Autre axe délaissé par les autorités sanitaires chinoises : la prévention. L'empire du Milieu compte un quart des fumeurs dans le monde et, chaque année, la route y tue près de 100 000 personnes ! Pour la Chine et de nombreux pays en voie de développement, ne fait que commencer une longue marche vers le progrès social, car comme l'édicte la déclaration universelle des droits de l'homme : « Toute personne [...] a droit à la sécurité en cas de chômage, de maladie, d'invalidité, de veuvage, de vieillesse. »

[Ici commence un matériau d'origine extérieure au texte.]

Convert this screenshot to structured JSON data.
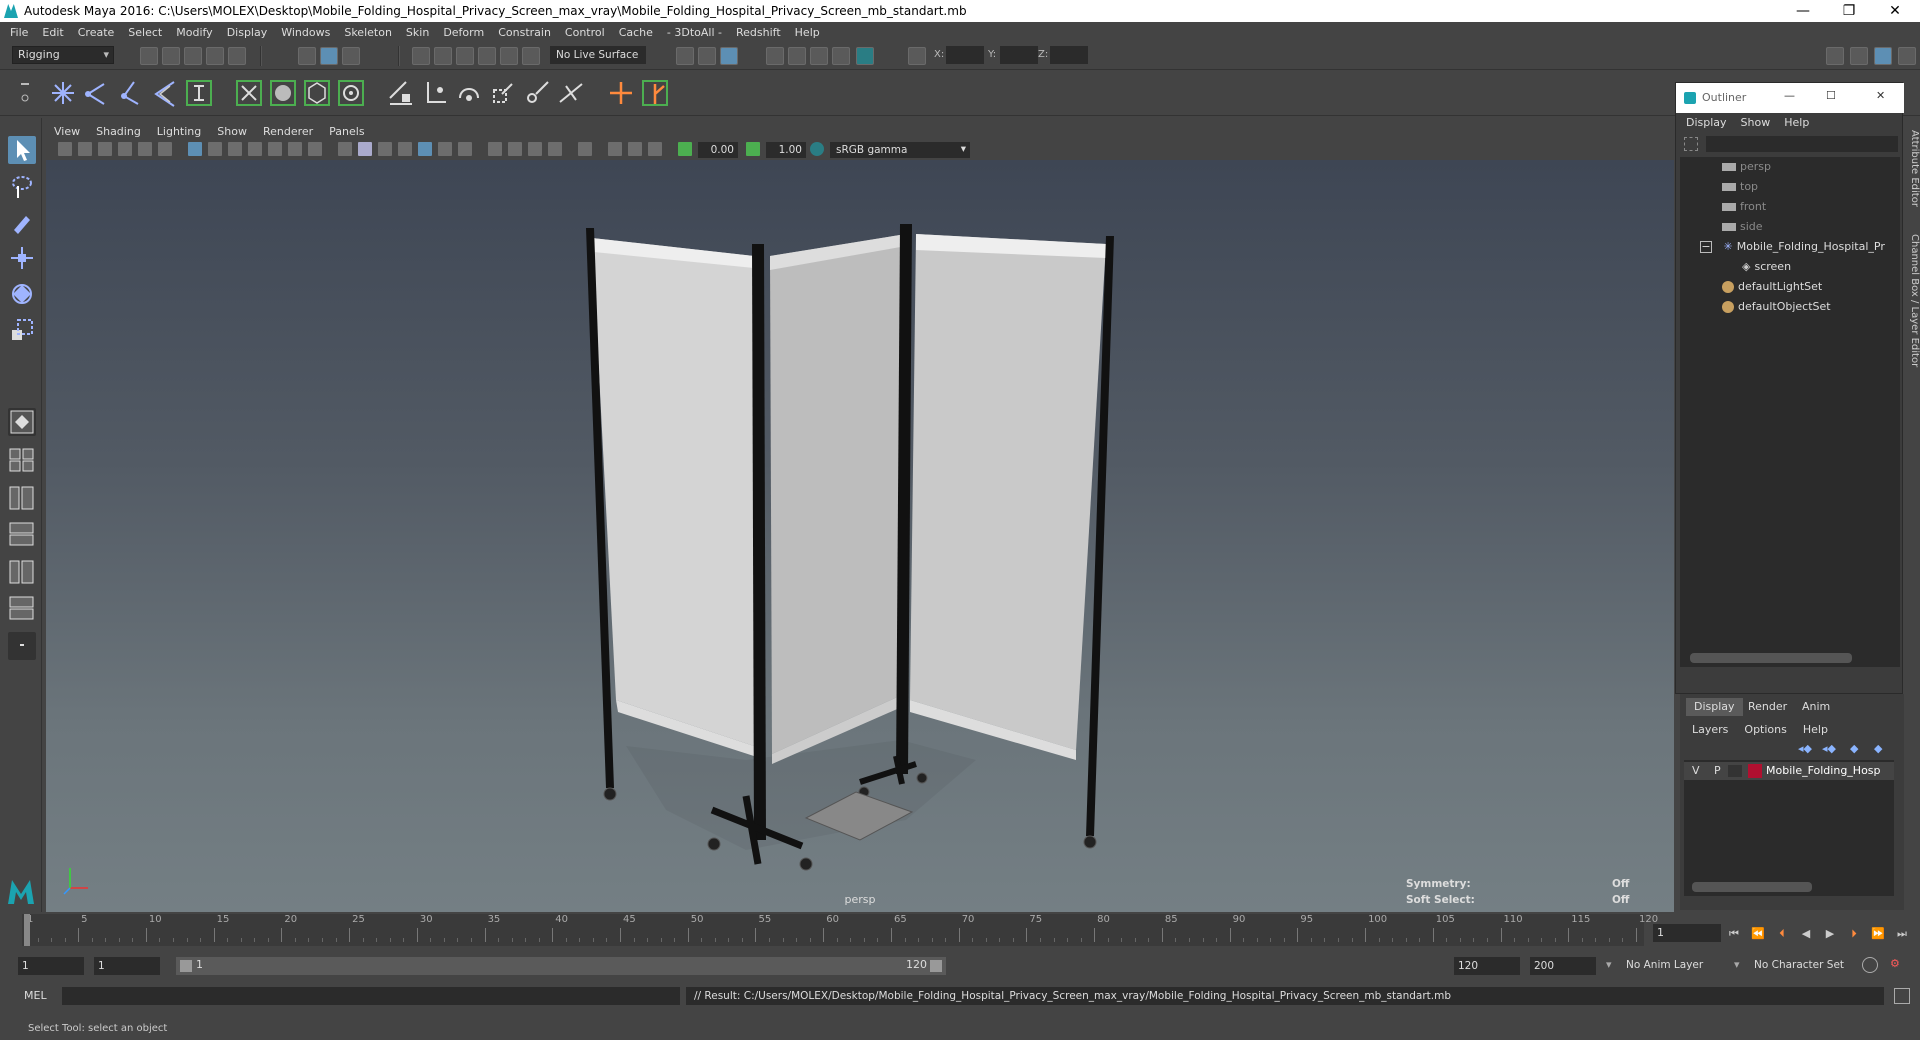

Sources : Palier B., La réforme des systèmes de santé, coll. « Que sais-je ? », éd. PUF - Lambert D.-C., Les systèmes de santé, analyse et évaluation comparée dans les grands pays industriels, coll. « Economie humaine », éd. Seuil - Boyer S., Delesvaux C, Le risque maladie dans les assurances sociales : bilan et perspectives dans les PVD, CREDES 2000 - Les Réformes de l'assurance maladie en Europe, délégation de l'Assemblée nationale pour l'Union européenne, rapport présenté en juin 2004 - Vers des systèmes de santé plus performants, rapport de l'OCDE, 2004 - Health care system in transition : Sweden, rapport de l'EOHCS, 2001 - Sandier S., Polton D., Systèmes de santé en transition : France, EOHCS, 2004 - Health care in eight countries : trends and challenge, EOHCS, 2002 ; Imai Yukata, Health care reform in Japan, Organisation de co-opération et de développement.

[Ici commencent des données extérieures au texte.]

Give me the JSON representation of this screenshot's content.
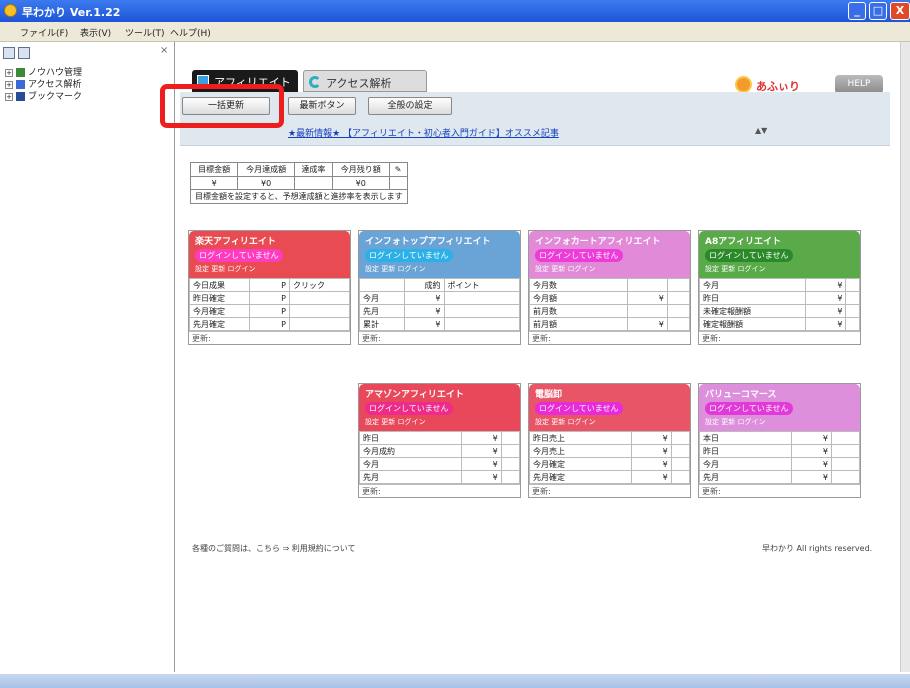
{
  "window": {
    "title": "早わかり Ver.1.22",
    "minimize": "_",
    "maximize": "□",
    "close": "X"
  },
  "menu": [
    "ファイル(F)",
    "表示(V)",
    "ツール(T)",
    "ヘルプ(H)"
  ],
  "tree": [
    "ノウハウ管理",
    "アクセス解析",
    "ブックマーク"
  ],
  "tabs": {
    "active": "アフィリエイト",
    "other": "アクセス解析"
  },
  "logo": "あふぃり",
  "help_button": "HELP",
  "toolbar": {
    "update_button": "一括更新",
    "reload_button": "最新ボタン",
    "settings_button": "全般の設定"
  },
  "news": {
    "text": "★最新情報★ 【アフィリエイト・初心者入門ガイド】オススメ記事",
    "nav": "▲▼"
  },
  "summary": {
    "headers": [
      "目標金額",
      "今月達成額",
      "達成率",
      "今月残り額"
    ],
    "values": [
      "¥",
      "¥0",
      "",
      "¥0"
    ],
    "note": "目標金額を設定すると、予想達成額と進捗率を表示します"
  },
  "panels": [
    {
      "name": "楽天アフィリエイト",
      "status": "ログインしていません",
      "links": "設定 更新 ログイン",
      "rows": [
        [
          "今日成果",
          "P"
        ],
        [
          "昨日確定",
          "P"
        ],
        [
          "今月確定",
          "P"
        ],
        [
          "先月確定",
          "P"
        ]
      ],
      "col3": "クリック",
      "update": "更新:"
    },
    {
      "name": "インフォトップアフィリエイト",
      "status": "ログインしていません",
      "links": "設定 更新 ログイン",
      "rows": [
        [
          "",
          "成約"
        ],
        [
          "今月",
          "¥"
        ],
        [
          "先月",
          "¥"
        ],
        [
          "累計",
          "¥"
        ]
      ],
      "col3": "ポイント",
      "update": "更新:"
    },
    {
      "name": "インフォカートアフィリエイト",
      "status": "ログインしていません",
      "links": "設定 更新 ログイン",
      "rows": [
        [
          "今月数",
          ""
        ],
        [
          "今月額",
          "¥"
        ],
        [
          "前月数",
          ""
        ],
        [
          "前月額",
          "¥"
        ]
      ],
      "col3": "",
      "update": "更新:"
    },
    {
      "name": "A8アフィリエイト",
      "status": "ログインしていません",
      "links": "設定 更新 ログイン",
      "rows": [
        [
          "今月",
          "¥"
        ],
        [
          "昨日",
          "¥"
        ],
        [
          "未確定報酬額",
          "¥"
        ],
        [
          "確定報酬額",
          "¥"
        ]
      ],
      "col3": "",
      "update": "更新:"
    },
    {
      "name": "アマゾンアフィリエイト",
      "status": "ログインしていません",
      "links": "設定 更新 ログイン",
      "rows": [
        [
          "昨日",
          "¥"
        ],
        [
          "今月成約",
          "¥"
        ],
        [
          "今月",
          "¥"
        ],
        [
          "先月",
          "¥"
        ]
      ],
      "col3": "",
      "update": "更新:"
    },
    {
      "name": "電脳卸",
      "status": "ログインしていません",
      "links": "設定 更新 ログイン",
      "rows": [
        [
          "昨日売上",
          "¥"
        ],
        [
          "今月売上",
          "¥"
        ],
        [
          "今月確定",
          "¥"
        ],
        [
          "先月確定",
          "¥"
        ]
      ],
      "col3": "",
      "update": "更新:"
    },
    {
      "name": "バリューコマース",
      "status": "ログインしていません",
      "links": "設定 更新 ログイン",
      "rows": [
        [
          "本日",
          "¥"
        ],
        [
          "昨日",
          "¥"
        ],
        [
          "今月",
          "¥"
        ],
        [
          "先月",
          "¥"
        ]
      ],
      "col3": "",
      "update": "更新:"
    }
  ],
  "footer": {
    "note": "各種のご質問は、こちら ⇒ 利用規約について",
    "copyright": "早わかり All rights reserved."
  },
  "colors": {
    "rakuten": "#e94b52",
    "infotop": "#6aa3d6",
    "infocart": "#e08ad8",
    "a8": "#5aaa4a",
    "amazon": "#e8485a",
    "dennou": "#e85566",
    "value": "#dd8fdc"
  }
}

Suède : le paradis... des vieux

Vous voulez un aperçu du paradis ? On y trouve de bons résultats sanitaires pour un prix raisonnable (seulement 8,7 % du PIB !) et 100 % de la population couverte. Le système de santé suédois cumule les lauriers puisqu'il finit premier du classement de l'OCDE en 2002. Le tout est géré par les comtés, l'équivalent de nos Régions. Ce sont donc les impôts locaux qui financent les dépenses de santé. Les pays nordiques se sont d'ailleurs fait une spécialité de la décentralisation, la Finlande détenant une sorte de record en ce domaine puisque les soins sont gérés par les 448 municipalités du pays !

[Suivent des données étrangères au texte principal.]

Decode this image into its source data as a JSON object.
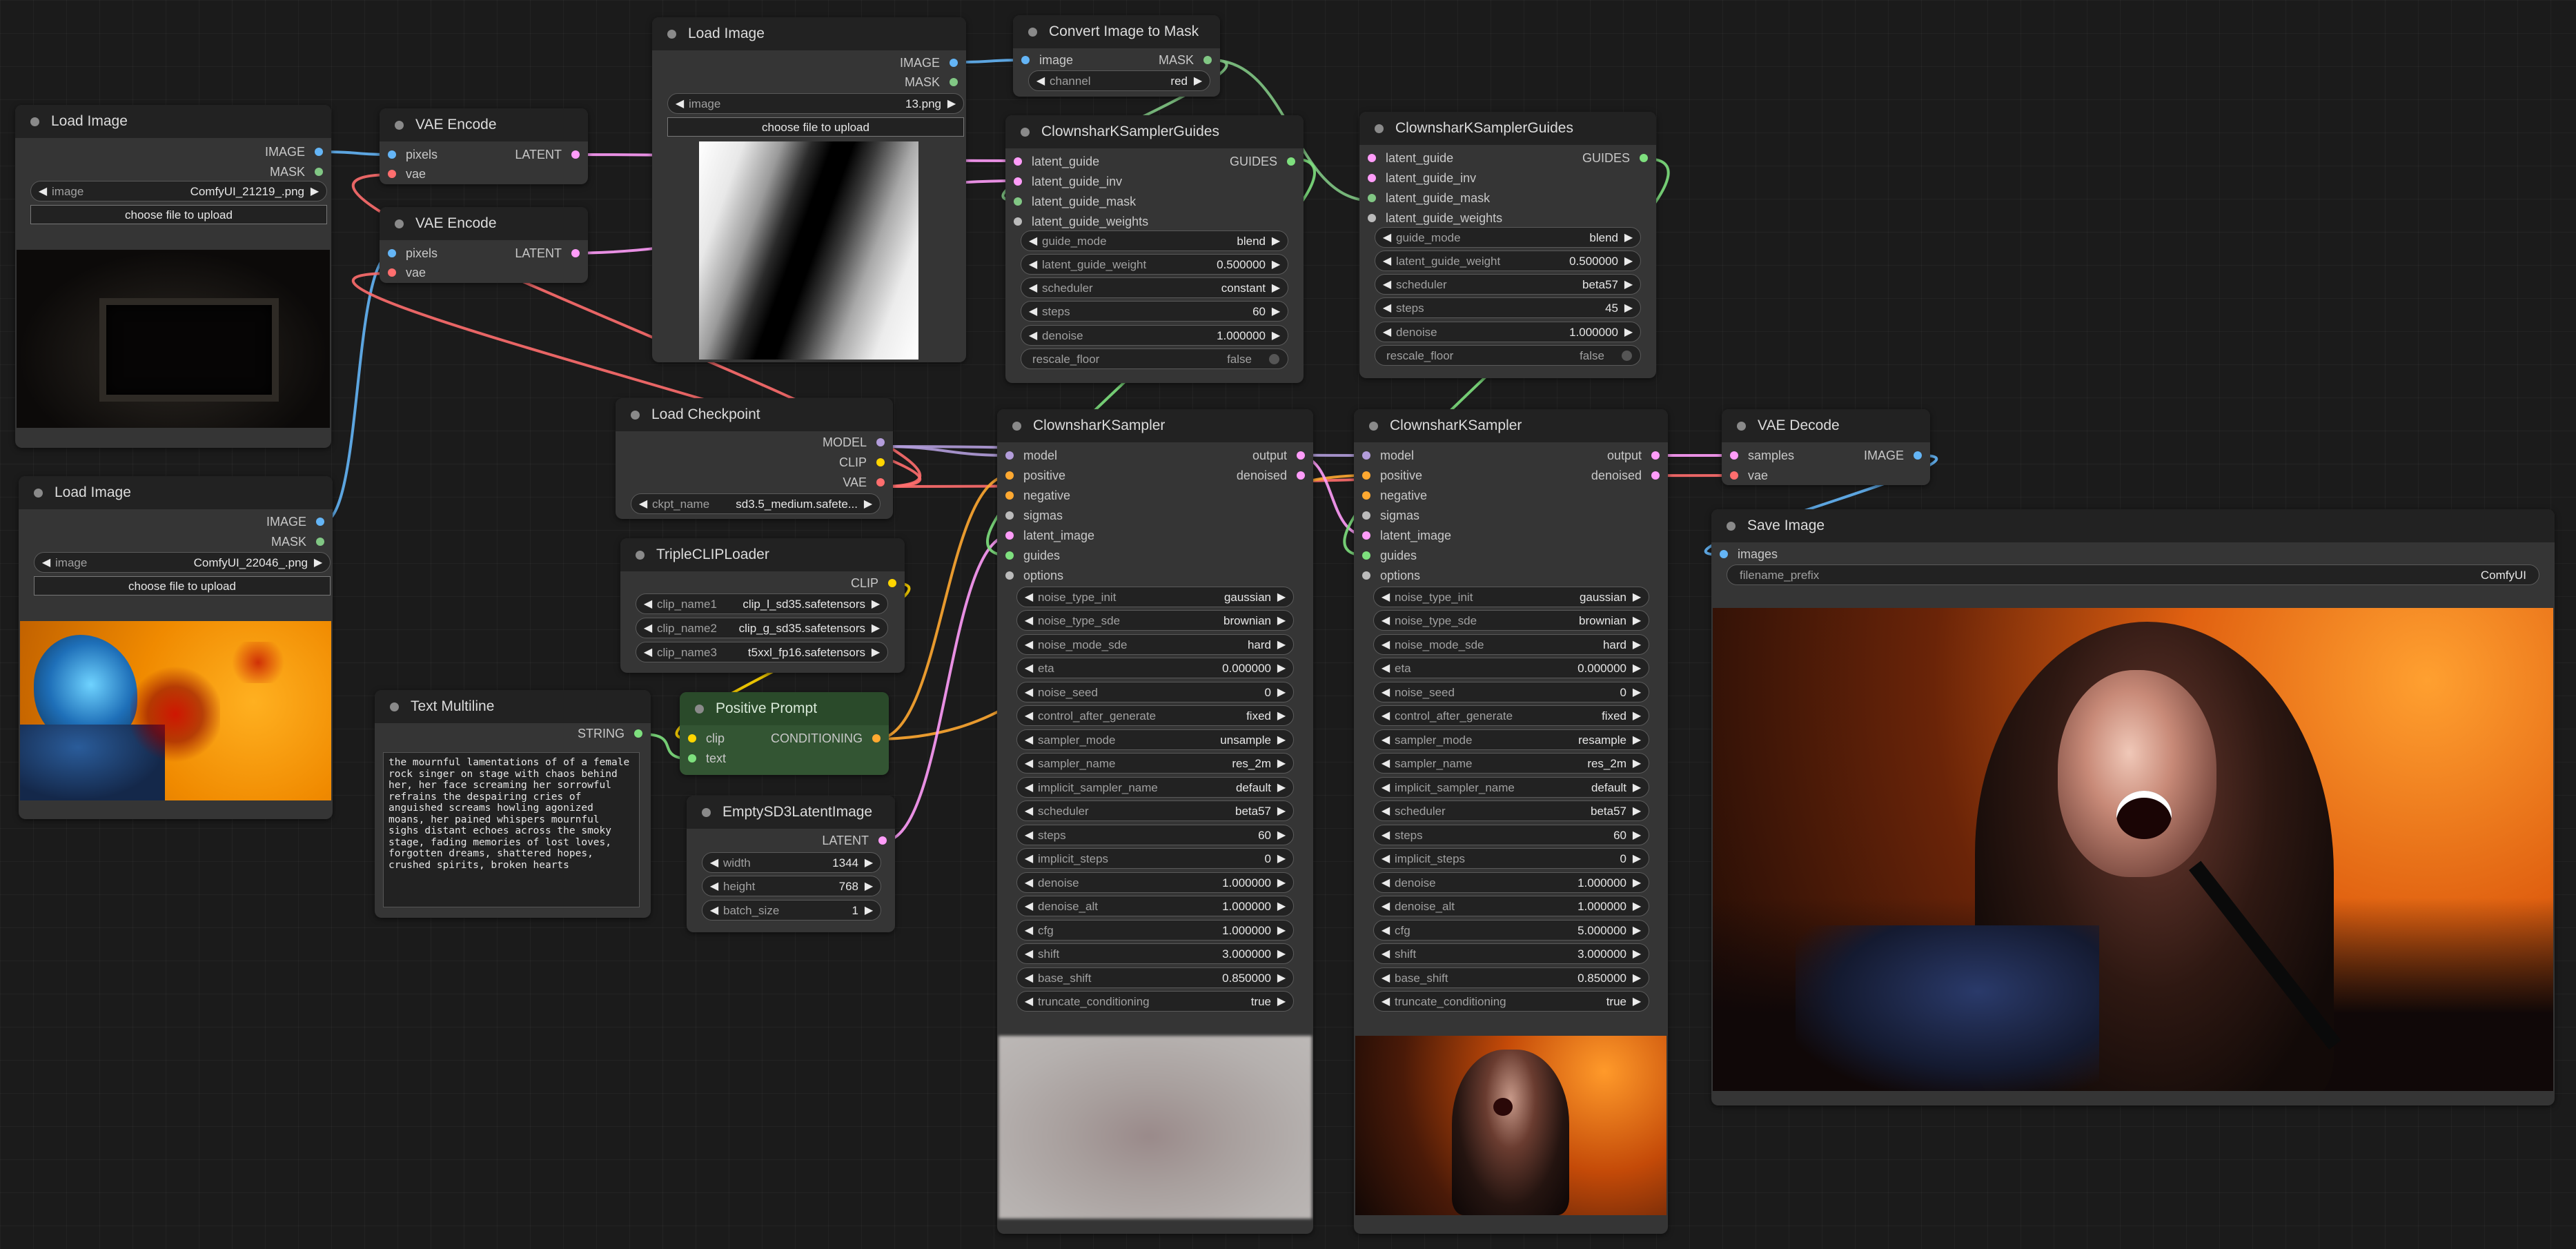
{
  "colors": {
    "IMAGE": "#64b5f6",
    "MASK": "#81c784",
    "LATENT": "#ff9cf9",
    "MODEL": "#b39ddb",
    "CLIP": "#ffd500",
    "VAE": "#ff6e6e",
    "CONDITIONING": "#ffa931",
    "STRING": "#7ee07e",
    "GUIDES": "#7ee07e",
    "SIGMAS": "#bbbbbb",
    "OPTIONS": "#bbbbbb"
  },
  "nodes": {
    "load_image_1": {
      "title": "Load Image",
      "out_image": "IMAGE",
      "out_mask": "MASK",
      "image_label": "image",
      "image_value": "ComfyUI_21219_.png",
      "upload": "choose file to upload"
    },
    "load_image_2": {
      "title": "Load Image",
      "out_image": "IMAGE",
      "out_mask": "MASK",
      "image_label": "image",
      "image_value": "ComfyUI_22046_.png",
      "upload": "choose file to upload"
    },
    "load_image_3": {
      "title": "Load Image",
      "out_image": "IMAGE",
      "out_mask": "MASK",
      "image_label": "image",
      "image_value": "13.png",
      "upload": "choose file to upload"
    },
    "vae_encode_1": {
      "title": "VAE Encode",
      "in_pixels": "pixels",
      "in_vae": "vae",
      "out_latent": "LATENT"
    },
    "vae_encode_2": {
      "title": "VAE Encode",
      "in_pixels": "pixels",
      "in_vae": "vae",
      "out_latent": "LATENT"
    },
    "convert_mask": {
      "title": "Convert Image to Mask",
      "in_image": "image",
      "out_mask": "MASK",
      "channel_label": "channel",
      "channel_value": "red"
    },
    "guides_1": {
      "title": "ClownsharKSamplerGuides",
      "inputs": [
        "latent_guide",
        "latent_guide_inv",
        "latent_guide_mask",
        "latent_guide_weights"
      ],
      "out": "GUIDES",
      "widgets": [
        [
          "guide_mode",
          "blend"
        ],
        [
          "latent_guide_weight",
          "0.500000"
        ],
        [
          "scheduler",
          "constant"
        ],
        [
          "steps",
          "60"
        ],
        [
          "denoise",
          "1.000000"
        ]
      ],
      "toggle": [
        "rescale_floor",
        "false"
      ]
    },
    "guides_2": {
      "title": "ClownsharKSamplerGuides",
      "inputs": [
        "latent_guide",
        "latent_guide_inv",
        "latent_guide_mask",
        "latent_guide_weights"
      ],
      "out": "GUIDES",
      "widgets": [
        [
          "guide_mode",
          "blend"
        ],
        [
          "latent_guide_weight",
          "0.500000"
        ],
        [
          "scheduler",
          "beta57"
        ],
        [
          "steps",
          "45"
        ],
        [
          "denoise",
          "1.000000"
        ]
      ],
      "toggle": [
        "rescale_floor",
        "false"
      ]
    },
    "load_checkpoint": {
      "title": "Load Checkpoint",
      "out_model": "MODEL",
      "out_clip": "CLIP",
      "out_vae": "VAE",
      "ckpt_label": "ckpt_name",
      "ckpt_value": "sd3.5_medium.safete..."
    },
    "triple_clip": {
      "title": "TripleCLIPLoader",
      "out_clip": "CLIP",
      "widgets": [
        [
          "clip_name1",
          "clip_l_sd35.safetensors"
        ],
        [
          "clip_name2",
          "clip_g_sd35.safetensors"
        ],
        [
          "clip_name3",
          "t5xxl_fp16.safetensors"
        ]
      ]
    },
    "text_multiline": {
      "title": "Text Multiline",
      "out": "STRING",
      "text": "the mournful lamentations of of a female rock singer on stage with chaos behind her, her face screaming her sorrowful refrains the despairing cries of anguished screams howling agonized moans, her pained whispers mournful sighs distant echoes across the smoky stage, fading memories of lost loves, forgotten dreams, shattered hopes, crushed spirits, broken hearts"
    },
    "positive_prompt": {
      "title": "Positive Prompt",
      "in_clip": "clip",
      "in_text": "text",
      "out": "CONDITIONING"
    },
    "empty_latent": {
      "title": "EmptySD3LatentImage",
      "out": "LATENT",
      "widgets": [
        [
          "width",
          "1344"
        ],
        [
          "height",
          "768"
        ],
        [
          "batch_size",
          "1"
        ]
      ]
    },
    "sampler_1": {
      "title": "ClownsharKSampler",
      "inputs": [
        "model",
        "positive",
        "negative",
        "sigmas",
        "latent_image",
        "guides",
        "options"
      ],
      "out_output": "output",
      "out_denoised": "denoised",
      "widgets": [
        [
          "noise_type_init",
          "gaussian"
        ],
        [
          "noise_type_sde",
          "brownian"
        ],
        [
          "noise_mode_sde",
          "hard"
        ],
        [
          "eta",
          "0.000000"
        ],
        [
          "noise_seed",
          "0"
        ],
        [
          "control_after_generate",
          "fixed"
        ],
        [
          "sampler_mode",
          "unsample"
        ],
        [
          "sampler_name",
          "res_2m"
        ],
        [
          "implicit_sampler_name",
          "default"
        ],
        [
          "scheduler",
          "beta57"
        ],
        [
          "steps",
          "60"
        ],
        [
          "implicit_steps",
          "0"
        ],
        [
          "denoise",
          "1.000000"
        ],
        [
          "denoise_alt",
          "1.000000"
        ],
        [
          "cfg",
          "1.000000"
        ],
        [
          "shift",
          "3.000000"
        ],
        [
          "base_shift",
          "0.850000"
        ],
        [
          "truncate_conditioning",
          "true"
        ]
      ]
    },
    "sampler_2": {
      "title": "ClownsharKSampler",
      "inputs": [
        "model",
        "positive",
        "negative",
        "sigmas",
        "latent_image",
        "guides",
        "options"
      ],
      "out_output": "output",
      "out_denoised": "denoised",
      "widgets": [
        [
          "noise_type_init",
          "gaussian"
        ],
        [
          "noise_type_sde",
          "brownian"
        ],
        [
          "noise_mode_sde",
          "hard"
        ],
        [
          "eta",
          "0.000000"
        ],
        [
          "noise_seed",
          "0"
        ],
        [
          "control_after_generate",
          "fixed"
        ],
        [
          "sampler_mode",
          "resample"
        ],
        [
          "sampler_name",
          "res_2m"
        ],
        [
          "implicit_sampler_name",
          "default"
        ],
        [
          "scheduler",
          "beta57"
        ],
        [
          "steps",
          "60"
        ],
        [
          "implicit_steps",
          "0"
        ],
        [
          "denoise",
          "1.000000"
        ],
        [
          "denoise_alt",
          "1.000000"
        ],
        [
          "cfg",
          "5.000000"
        ],
        [
          "shift",
          "3.000000"
        ],
        [
          "base_shift",
          "0.850000"
        ],
        [
          "truncate_conditioning",
          "true"
        ]
      ]
    },
    "vae_decode": {
      "title": "VAE Decode",
      "in_samples": "samples",
      "in_vae": "vae",
      "out": "IMAGE"
    },
    "save_image": {
      "title": "Save Image",
      "in_images": "images",
      "prefix_label": "filename_prefix",
      "prefix_value": "ComfyUI"
    }
  }
}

Le patient suédois peut choisir librement son médecin, et il aura à débourser de 11 à 15 Euro(s) de sa poche pour la consultation. La dispensation des médicaments est un monopole d'Etat : seule la Corporation nationale des pharmacies suédoises (Apoteket AB) en a la charge. Conséquence directe : tous les employés des 885 pharmacies suédoises, y compris les pharmaciens, sont salariés et fonctionnaires ! A des années lumière de nos conceptions libérales... Le système de santé suédois, exemplaire sur de nombreux points, aura néanmoins à affronter plusieurs défis à moyen terme : la réduction des délais d'attente et la prise en charge de ses aînés. Avec une personne sur cinq de plus de 65 ans, la Suède est le plus vieux pays du monde.